A análise quantitativa e qualitativa do parecer dos peritos, culminou com a
introdução de inúmeras alterações no instrumento traduzido, que contribuíram para
garantir a correspondência de significados dos itens, para melhorar a compreensão e a
interpretação dos itens e para adequar as expressões à cultura portuguesa. Os dados
obtidos no pré-teste revelaram que os educadores de infância e professores
consideraram a linguagem do instrumento clara e acessível. Não existiram dificuldades
significativas no preenchimento dos itens, nem fundamentos para proceder a alterações,
tendo-se obtido assim a versão final da tradução.
O estudo teve como principal limitação a dimensão reduzida da amostra I,
devido à fraca adesão dos terapeutas ocupacionais com especialização em Integração
Sensorial, no período de tempo estabelecido para a realização do painel de peritos. Por
este motivo, não é tão representativa da população a que pertence e dificultou, por
vezes, a tomada de decisão.

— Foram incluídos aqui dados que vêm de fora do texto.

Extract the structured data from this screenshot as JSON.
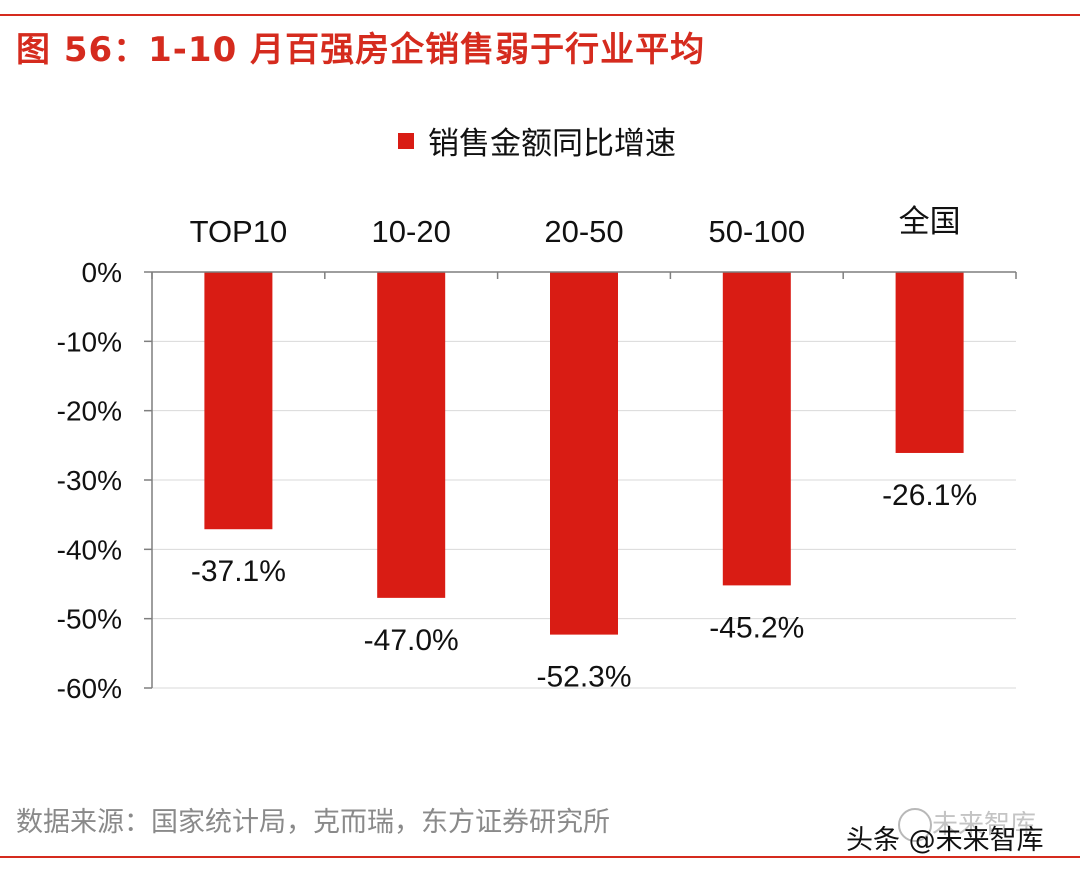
{
  "colors": {
    "accent": "#d52b1e",
    "bar": "#d91c14",
    "grid": "#d9d9d9",
    "axis": "#7f7f7f",
    "source_text": "#8a8a8a"
  },
  "title": "图 56：1-10 月百强房企销售弱于行业平均",
  "source": "数据来源：国家统计局，克而瑞，东方证券研究所",
  "watermark": {
    "main": "头条 @未来智库",
    "faint": "未来智库",
    "icon": "wechat-circle-icon"
  },
  "chart_data": {
    "type": "bar",
    "title": "图 56：1-10 月百强房企销售弱于行业平均",
    "legend": [
      "销售金额同比增速"
    ],
    "legend_position": "top-center",
    "category_axis_position": "top",
    "categories": [
      "TOP10",
      "10-20",
      "20-50",
      "50-100",
      "全国"
    ],
    "series": [
      {
        "name": "销售金额同比增速",
        "values": [
          -37.1,
          -47.0,
          -52.3,
          -45.2,
          -26.1
        ]
      }
    ],
    "data_labels": [
      "-37.1%",
      "-47.0%",
      "-52.3%",
      "-45.2%",
      "-26.1%"
    ],
    "y_ticks": [
      0,
      -10,
      -20,
      -30,
      -40,
      -50,
      -60
    ],
    "y_tick_labels": [
      "0%",
      "-10%",
      "-20%",
      "-30%",
      "-40%",
      "-50%",
      "-60%"
    ],
    "ylim": [
      -60,
      0
    ],
    "grid": true,
    "xlabel": "",
    "ylabel": ""
  }
}
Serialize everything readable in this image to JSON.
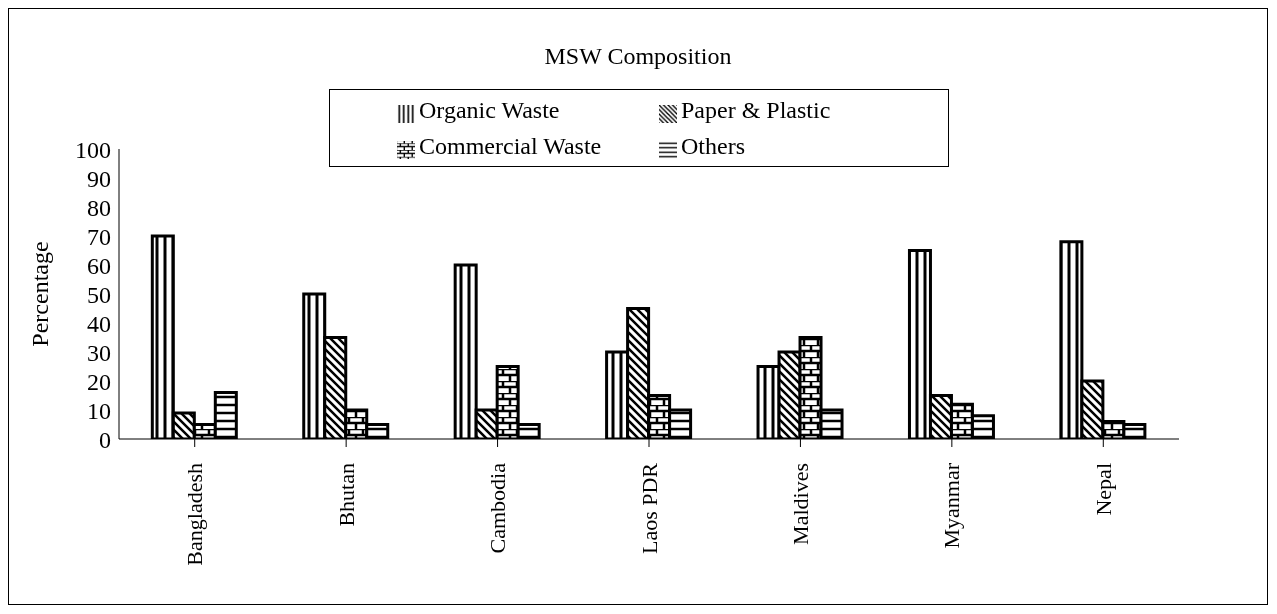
{
  "chart_data": {
    "type": "bar",
    "title": "MSW Composition",
    "ylabel": "Percentage",
    "categories": [
      "Bangladesh",
      "Bhutan",
      "Cambodia",
      "Laos PDR",
      "Maldives",
      "Myanmar",
      "Nepal"
    ],
    "series": [
      {
        "name": "Organic Waste",
        "color": "#000000",
        "values": [
          70,
          50,
          60,
          30,
          25,
          65,
          68
        ]
      },
      {
        "name": "Paper & Plastic",
        "color": "#000000",
        "values": [
          9,
          35,
          10,
          45,
          30,
          15,
          20
        ]
      },
      {
        "name": "Commercial Waste",
        "color": "#000000",
        "values": [
          5,
          10,
          25,
          15,
          35,
          12,
          6
        ]
      },
      {
        "name": "Others",
        "color": "#000000",
        "values": [
          16,
          5,
          5,
          10,
          10,
          8,
          5
        ]
      }
    ],
    "ylim": [
      0,
      100
    ],
    "yticks": [
      0,
      10,
      20,
      30,
      40,
      50,
      60,
      70,
      80,
      90,
      100
    ],
    "grid": false,
    "legend": "top"
  }
}
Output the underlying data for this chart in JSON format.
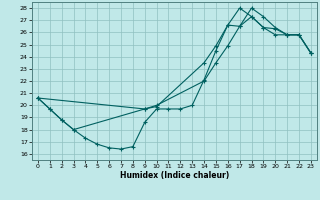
{
  "xlabel": "Humidex (Indice chaleur)",
  "bg_color": "#c0e8e8",
  "grid_color": "#90c0c0",
  "line_color": "#006060",
  "xlim": [
    -0.5,
    23.5
  ],
  "ylim": [
    15.5,
    28.5
  ],
  "xticks": [
    0,
    1,
    2,
    3,
    4,
    5,
    6,
    7,
    8,
    9,
    10,
    11,
    12,
    13,
    14,
    15,
    16,
    17,
    18,
    19,
    20,
    21,
    22,
    23
  ],
  "yticks": [
    16,
    17,
    18,
    19,
    20,
    21,
    22,
    23,
    24,
    25,
    26,
    27,
    28
  ],
  "series1_x": [
    0,
    1,
    2,
    3,
    4,
    5,
    6,
    7,
    8,
    9,
    10,
    11,
    12,
    13,
    14,
    15,
    16,
    17,
    18,
    19,
    20,
    21,
    22,
    23
  ],
  "series1_y": [
    20.6,
    19.7,
    18.8,
    18.0,
    17.3,
    16.8,
    16.5,
    16.4,
    16.6,
    18.6,
    19.7,
    19.7,
    19.7,
    20.0,
    22.1,
    24.5,
    26.6,
    26.5,
    28.0,
    27.3,
    26.4,
    25.8,
    25.8,
    24.3
  ],
  "series2_x": [
    0,
    1,
    2,
    3,
    9,
    10,
    14,
    15,
    16,
    17,
    18,
    19,
    20,
    21,
    22,
    23
  ],
  "series2_y": [
    20.6,
    19.7,
    18.8,
    18.0,
    19.7,
    19.9,
    23.5,
    24.9,
    26.6,
    28.0,
    27.3,
    26.4,
    25.8,
    25.8,
    25.8,
    24.3
  ],
  "series3_x": [
    0,
    9,
    10,
    14,
    15,
    16,
    17,
    18,
    19,
    20,
    21,
    22,
    23
  ],
  "series3_y": [
    20.6,
    19.7,
    20.0,
    22.0,
    23.5,
    24.9,
    26.5,
    27.3,
    26.4,
    26.3,
    25.8,
    25.8,
    24.3
  ]
}
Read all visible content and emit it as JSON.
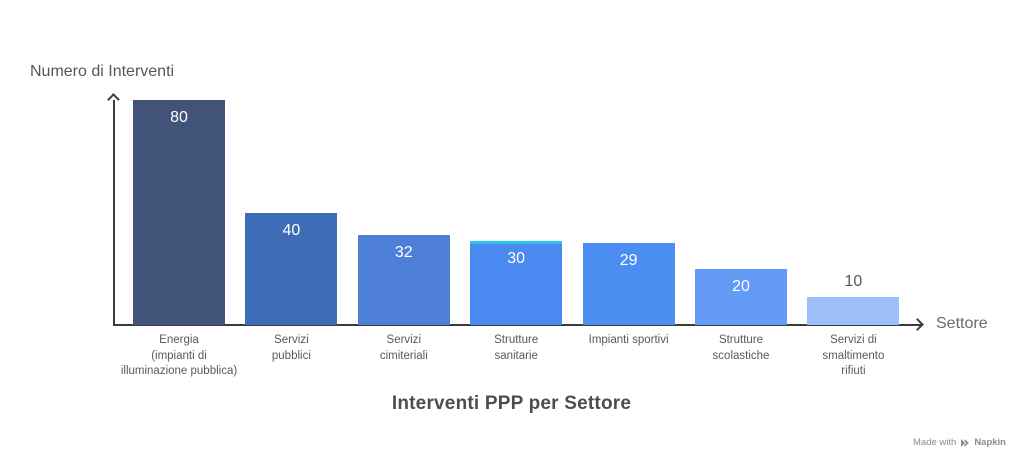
{
  "chart_data": {
    "type": "bar",
    "title": "Interventi PPP per Settore",
    "xlabel": "Settore",
    "ylabel": "Numero di Interventi",
    "categories": [
      "Energia\n(impianti di\nilluminazione pubblica)",
      "Servizi\npubblici",
      "Servizi\ncimiteriali",
      "Strutture\nsanitarie",
      "Impianti sportivi",
      "Strutture\nscolastiche",
      "Servizi di\nsmaltimento\nrifiuti"
    ],
    "values": [
      80,
      40,
      32,
      30,
      29,
      20,
      10
    ],
    "bar_colors": [
      "#425379",
      "#3E6CB5",
      "#4E7FD6",
      "#4A89EF",
      "#4C8DF2",
      "#649BF7",
      "#9DBFFA"
    ],
    "value_label_color_inside": "#FFFFFF",
    "value_label_color_outside": "#595959",
    "highlight_index": 3,
    "highlight_color": "#27C4E8",
    "ylim": [
      0,
      80
    ],
    "grid": false,
    "legend": "none"
  },
  "watermark": {
    "prefix": "Made with",
    "brand": "Napkin"
  },
  "colors": {
    "background": "#FFFFFF",
    "axis": "#3C3C3C",
    "tick_label": "#595959",
    "axis_label": "#5E5E5E",
    "title": "#4D4D4D",
    "watermark": "#8C8C8C"
  }
}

No entanto, não pôs em causa a equivalência linguística e
cultural do instrumento traduzido.
A realização deste estudo pretendeu contribuir para a qualidade e excelência da
prática clínica dos terapeutas ocupacionais portugueses, que não têm disponíveis até ao
momento instrumentos de avaliação em Integração Sensorial suficientemente validados.
Por outro lado, pretendeu valorizar a profissão e a abordagem de Integração Sensorial
em Portugal e incentivar a realização de futuros projetos de investigação nesta área de
intervenção.
Neste sentido, considera-se essencial a aplicação do instrumento a uma amostra
de grandes dimensões, representativa da realidade portuguesa, que permita a análise das
medidas psicométricas da SPM. É também fundamental a realização da adaptação
cultural e linguística da SPM – forma Ambientes Escolares, para que a avaliação da
criança no contexto escolar possa ser ainda mais abrangente.